Lloyd's Register did not reflect the changes in masters and trade in 1803.

| Year | Master | Owner | Trade | Source |
|---|---|---|---|---|
| 1804 | McLevan Woodstock | Mulleans Dwaynes (Devaynes) | Liverpool–Africa | LR |

3rd voyage transporting enslaved people (1804–1805): Captain James Woodstock acquired a letter of marque on 28 July 1804. He sailed from Liverpool on 19 August 1804. In 1804, 147 vessels sailed from English ports, bound for the trade in enslaved people; 126 of these vessels sailed from Liverpool.

Commerce acquired captives at Popo (possibly either Little Popo or Grand Popo). She arrived at Demerara on 18 April 1805 with 177 captives. She arrived back at Liverpool on 17 October. She had left Liverpool with 35 crew members and she had suffered 11 crew deaths on her voyage. She brought back 260 pieces of ivory, 20 hogsheads of sugar, and 20 bales of cotton.

4th voyage transporting enslaved people (1807–1808): Captain James Cunningham acquired a letter of marque on 2 April 1807, and Captain James Willy acquired a letter of marque 11 August 1807. Commerce sailed from Liverpool on 6 July. The Act for the abolition of the slave trade had passed Parliament in March 1807 and took effect on 1 May 1807. However, Commerce apparently had received clearance to sail before the deadline. Thus, when she sailed on 6 July, she did so legally. (Note: The last legal slave voyage for an English vessel was that of , which sailed on 27 July.)

Commerce, Willey, master, was reported to have arrived at Sierra Leone in August. She was reported to have passed Barbados on 2 February 1808, bound for St Vincent's. She arrived at Grenada on 17 February 1808, and sold her captives there. A second report had Commerce, Cunningham, master, having arrived at St Vincent's and selling there. Commerce, Willey, master, left Grenada on 12 April, and arrived back at Liverpool on 17 June. She had left Liverpool with 27 crew members and she had three crew deaths on her voyage. She brought back 674 "elephant teeth" (ivory tusks), 16 tons of camwood, 10 tons of gum copal, and 13 tons of pepper.

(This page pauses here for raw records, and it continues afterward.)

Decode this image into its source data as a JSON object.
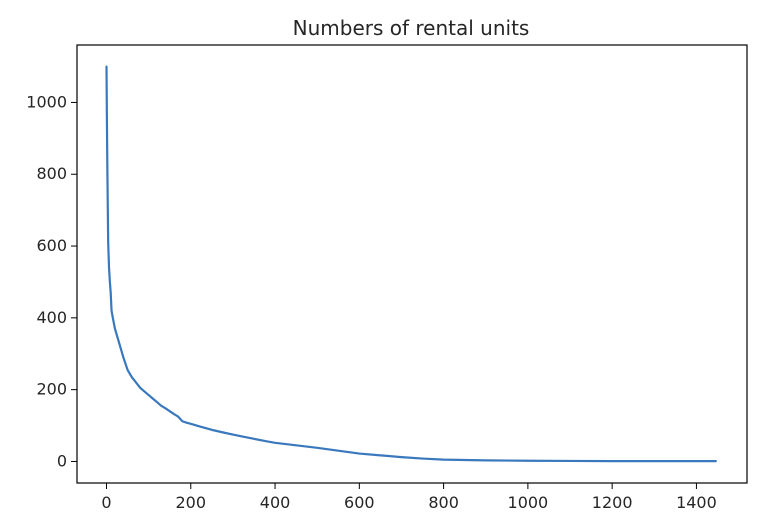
{
  "chart_data": {
    "type": "line",
    "title": "Numbers of rental units",
    "xlabel": "",
    "ylabel": "",
    "xlim": [
      -70,
      1520
    ],
    "ylim": [
      -60,
      1160
    ],
    "x_ticks": [
      0,
      200,
      400,
      600,
      800,
      1000,
      1200,
      1400
    ],
    "y_ticks": [
      0,
      200,
      400,
      600,
      800,
      1000
    ],
    "x_tick_labels": [
      "0",
      "200",
      "400",
      "600",
      "800",
      "1000",
      "1200",
      "1400"
    ],
    "y_tick_labels": [
      "0",
      "200",
      "400",
      "600",
      "800",
      "1000"
    ],
    "grid": false,
    "colors": {
      "line": "#3a78bd"
    },
    "series": [
      {
        "x": [
          0,
          1,
          2,
          4,
          6,
          8,
          10,
          12,
          15,
          20,
          25,
          30,
          40,
          50,
          60,
          70,
          80,
          90,
          100,
          110,
          120,
          130,
          140,
          150,
          160,
          170,
          180,
          190,
          200,
          220,
          250,
          280,
          300,
          320,
          350,
          380,
          400,
          450,
          500,
          550,
          600,
          650,
          700,
          750,
          800,
          850,
          900,
          1000,
          1100,
          1200,
          1300,
          1400,
          1446
        ],
        "y": [
          1100,
          950,
          820,
          610,
          540,
          500,
          470,
          420,
          400,
          370,
          350,
          330,
          290,
          255,
          235,
          220,
          205,
          195,
          185,
          175,
          165,
          155,
          148,
          140,
          132,
          125,
          112,
          108,
          105,
          98,
          88,
          80,
          75,
          70,
          63,
          56,
          52,
          45,
          38,
          30,
          22,
          17,
          12,
          8,
          5,
          4,
          3,
          2,
          1.5,
          1,
          1,
          1,
          1
        ]
      }
    ]
  }
}
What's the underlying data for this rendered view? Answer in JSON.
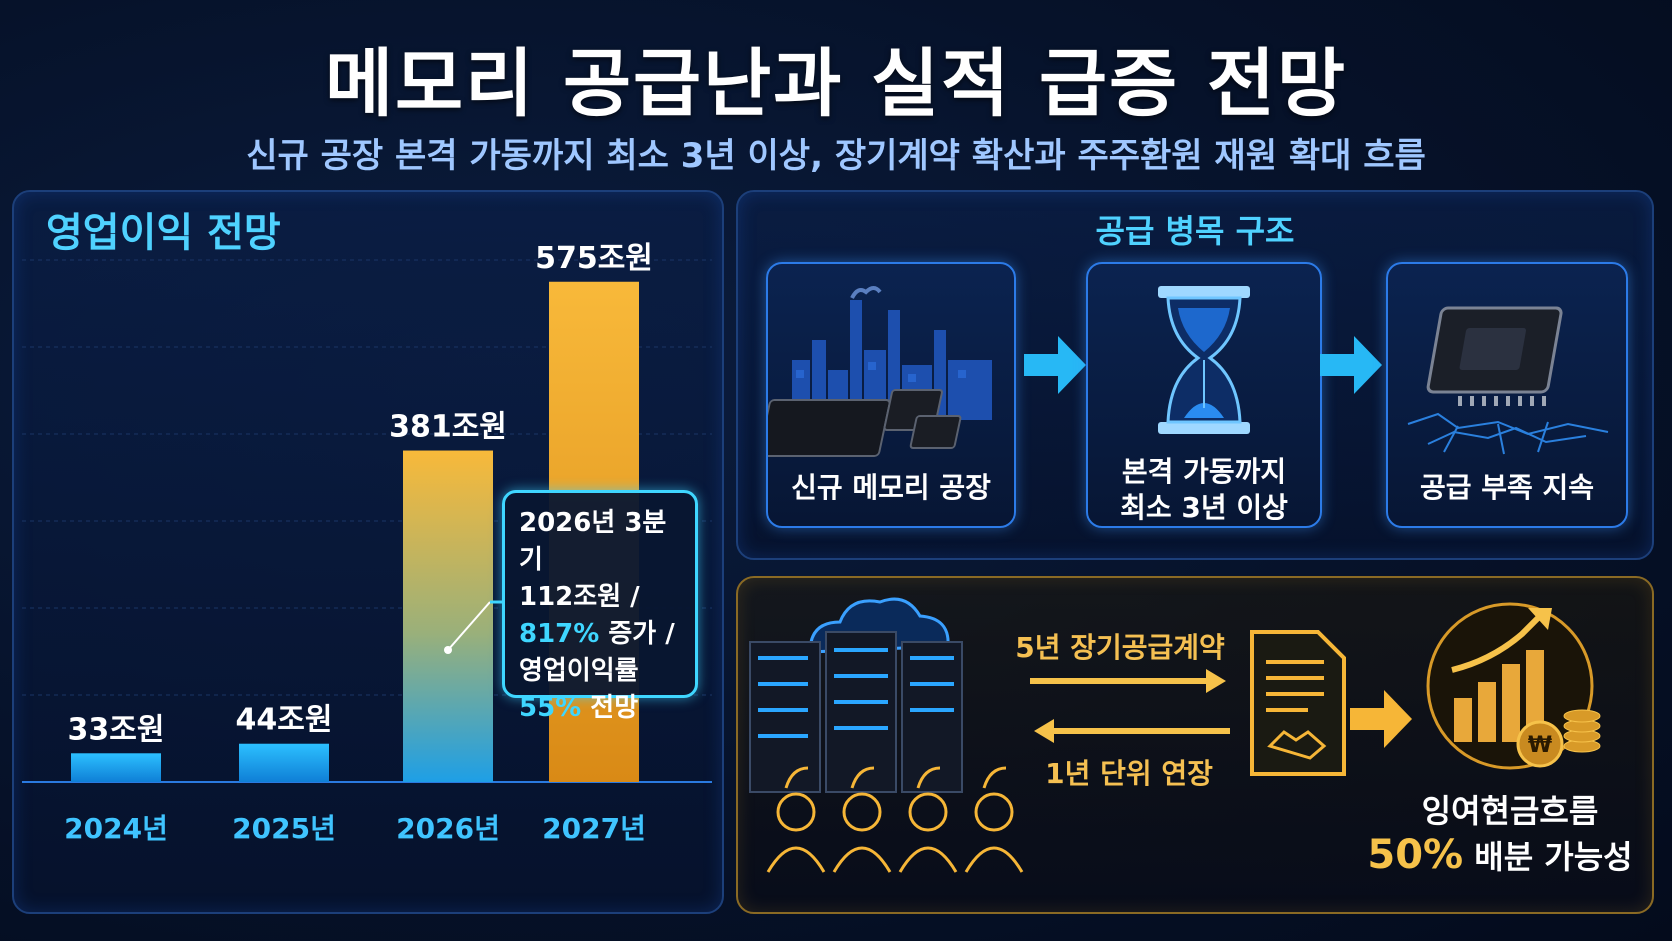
{
  "header": {
    "title": "메모리 공급난과 실적 급증 전망",
    "subtitle": "신규 공장 본격 가동까지 최소 3년 이상, 장기계약 확산과 주주환원 재원 확대 흐름"
  },
  "chart_panel": {
    "title": "영업이익 전망"
  },
  "chart_data": {
    "type": "bar",
    "title": "영업이익 전망",
    "categories": [
      "2024년",
      "2025년",
      "2026년",
      "2027년"
    ],
    "values": [
      33,
      44,
      381,
      575
    ],
    "value_labels": [
      "33조원",
      "44조원",
      "381조원",
      "575조원"
    ],
    "ylim": [
      0,
      600
    ],
    "colors": [
      "#1aa6f0",
      "#1aa6f0",
      "#f5a623",
      "#f39c12"
    ],
    "grid": true,
    "annotation": {
      "category": "2026년",
      "line1": "2026년 3분기",
      "line2": "112조원 /",
      "line3_value": "817%",
      "line3_text": " 증가 /",
      "line4": "영업이익률",
      "line5_value": "55%",
      "line5_text": " 전망"
    }
  },
  "supply_flow": {
    "title": "공급 병목 구조",
    "steps": [
      {
        "label": "신규 메모리 공장",
        "icon": "factory-chip-icon"
      },
      {
        "label_line1": "본격 가동까지",
        "label_line2": "최소 3년 이상",
        "icon": "hourglass-icon"
      },
      {
        "label": "공급 부족 지속",
        "icon": "cracked-chip-icon"
      }
    ]
  },
  "contract_flow": {
    "arrow_right_label": "5년 장기공급계약",
    "arrow_left_label": "1년 단위 연장",
    "icons": [
      "server-cloud-icon",
      "customers-icon",
      "contract-document-icon",
      "growth-coins-icon"
    ],
    "result_line1": "잉여현금흐름",
    "result_value": "50%",
    "result_text": " 배분 가능성"
  }
}
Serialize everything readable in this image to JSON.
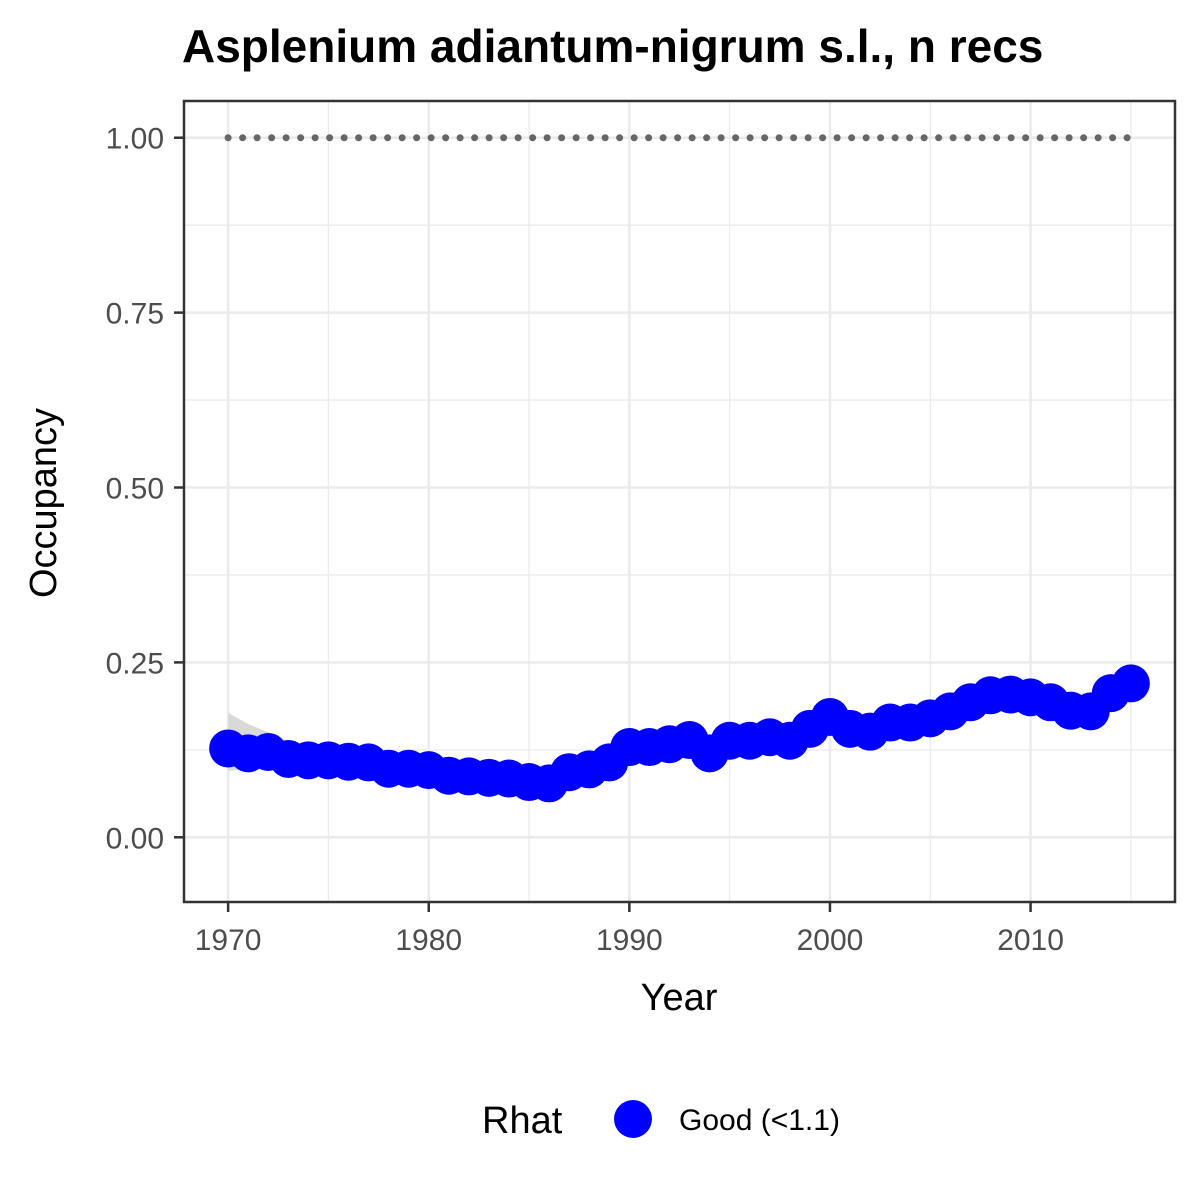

| Year | Master | Owner | Trade | Source & notes |
|---|---|---|---|---|
| 1809 | Woodstock Willey | Devaynes | Liverpool–Africa | LR; large repair 1808 |
| 1810 | J.Willey Webster | Devaynes | Liverpool–Africa | LR; large repair 1808 |

A French privateer captured Commerce on 11 February 1811 at as Commerce was returning to Liverpool from the Guinea coast. The French put a prize master and a ten-man prize crew on Commerce. They left three men of her original complement on board, a lieutenant of the Royal Marines who had been sailing as a passenger, and two seamen. The next day the three British men were able to recapture Commerce; they then sailed her to Kinsale.

| Year | Master | Owner | Trade | Source |
|---|---|---|---|---|
| 1812 | T.Webster J.Hogworth | Devaynes Evans | Liverpool–Africa Malta | LR; large repair 1808 |
| 1813 | J.Hogworth W.Blue | Evans & Co. | Liverpool–Malta | LR; large repair 1808 & raised 1812 |
| 1814 | W.Blue | Evans & Co. | Liverpool–Brazil | LR; large repair 1808 & raised 1812 |

==Fate==
Lloyd's List reported in 1813 that Commerce, Blew, master, had sailed from Liverpool, via Cork, and arrived at Buenos Aires. Then in November Lloyd's List reported that Commerce, Blew, master had struck on the Carnavon Bay as she was returning to Liverpool from Buenos Aires. Her crew were saved and it was expected that part of the cargo would too be saved.